Qodo also has a memtable category collapse — per-category MRR@10 of 0.050, essentially no better than random on memtable intent queries. Jina covers that category at 0.411, and mxbai at 0.411 as well. Aggregate MRR@10 masks this: qodo compensates with wal (0.633) and cache (0.700) wins that happen to balance the memtable zero. A Local default with a quiet category-level blind spot is a product risk; a Local default that degrades gracefully across categories is not.

nomic-embed-text:v1.5 dominated on no axis and collapsed on three (memtable 0.000, sstable 0.075, compaction 0.000). Out of contention. mxbai-embed-large was the runner-up — also-better on all three axes, but with a weaker adversarial delta (−0.326 vs jina’s −0.551) and a weaker memtable + cache per-category spread. Jina wins on calibration & category-balance jointly.

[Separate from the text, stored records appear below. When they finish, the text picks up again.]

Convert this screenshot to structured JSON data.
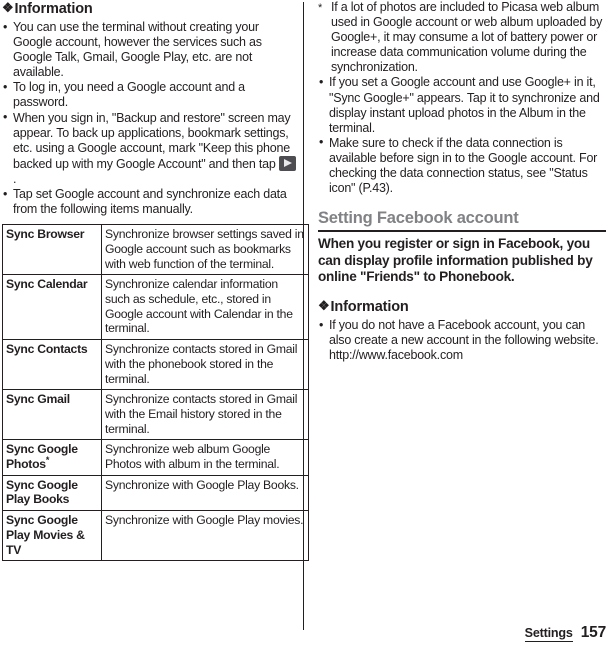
{
  "left_column": {
    "information_heading": {
      "icon": "diamond-icon",
      "label": "Information"
    },
    "bullets": [
      "You can use the terminal without creating your Google account, however the services such as Google Talk, Gmail, Google Play, etc. are not available.",
      "To log in, you need a Google account and a password.",
      "When you sign in, \"Backup and restore\" screen may appear. To back up applications, bookmark settings, etc. using a Google account, mark \"Keep this phone backed up with my Google Account\" and then tap",
      "Tap set Google account and synchronize each data from the following items manually."
    ],
    "bullet_3_trailing_period": ".",
    "key_glyph_name": "forward-key-icon",
    "table": {
      "rows": [
        {
          "term": "Sync Browser",
          "description": "Synchronize browser settings saved in Google account such as bookmarks with web function of the terminal."
        },
        {
          "term": "Sync Calendar",
          "description": "Synchronize calendar information such as schedule, etc., stored in Google account with Calendar in the terminal."
        },
        {
          "term": "Sync Contacts",
          "description": "Synchronize contacts stored in Gmail with the phonebook stored in the terminal."
        },
        {
          "term": "Sync Gmail",
          "description": "Synchronize contacts stored in Gmail with the Email history stored in the terminal."
        },
        {
          "term": "Sync Google Photos",
          "term_superscript": "*",
          "description": "Synchronize web album Google Photos with album in the terminal."
        },
        {
          "term": "Sync Google Play Books",
          "description": "Synchronize with Google Play Books."
        },
        {
          "term": "Sync Google Play Movies & TV",
          "description": "Synchronize with Google Play movies."
        }
      ]
    }
  },
  "right_column": {
    "footnote": {
      "marker": "*",
      "text": "If a lot of photos are included to Picasa web album used in Google account or web album uploaded by Google+, it may consume a lot of battery power or increase data communication volume during the synchronization."
    },
    "bullets": [
      "If you set a Google account and use Google+ in it, \"Sync Google+\" appears. Tap it to synchronize and display instant upload photos in the Album in the terminal.",
      "Make sure to check if the data connection is available before sign in to the Google account. For checking the data connection status, see \"Status icon\" (P.43)."
    ],
    "section": {
      "heading": "Setting Facebook account",
      "intro": "When you register or sign in Facebook, you can display profile information published by online \"Friends\" to Phonebook.",
      "information_heading": {
        "icon": "diamond-icon",
        "label": "Information"
      },
      "information_bullets": [
        "If you do not have a Facebook account, you can also create a new account in the following website. http://www.facebook.com"
      ]
    }
  },
  "footer": {
    "section_label": "Settings",
    "page_number": "157"
  },
  "colors": {
    "text": "#231f20",
    "heading_gray": "#808285",
    "key_glyph": "#4d4d52"
  }
}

As of forge-api 0.8.2, POST /v1/embed {"mode":"local"} defaults to ollama/hf.co/second-state/jina-embeddings-v2-base-code-GGUF:Q4_0 at 768-dim. Existing tenants with HNSW sidecars from the previous 1536-dim default will need a wipe + re-embed to pick up the new dim — embedding-dimension validation (FG-34 EM2) refuses to mix dims in one sidecar by design.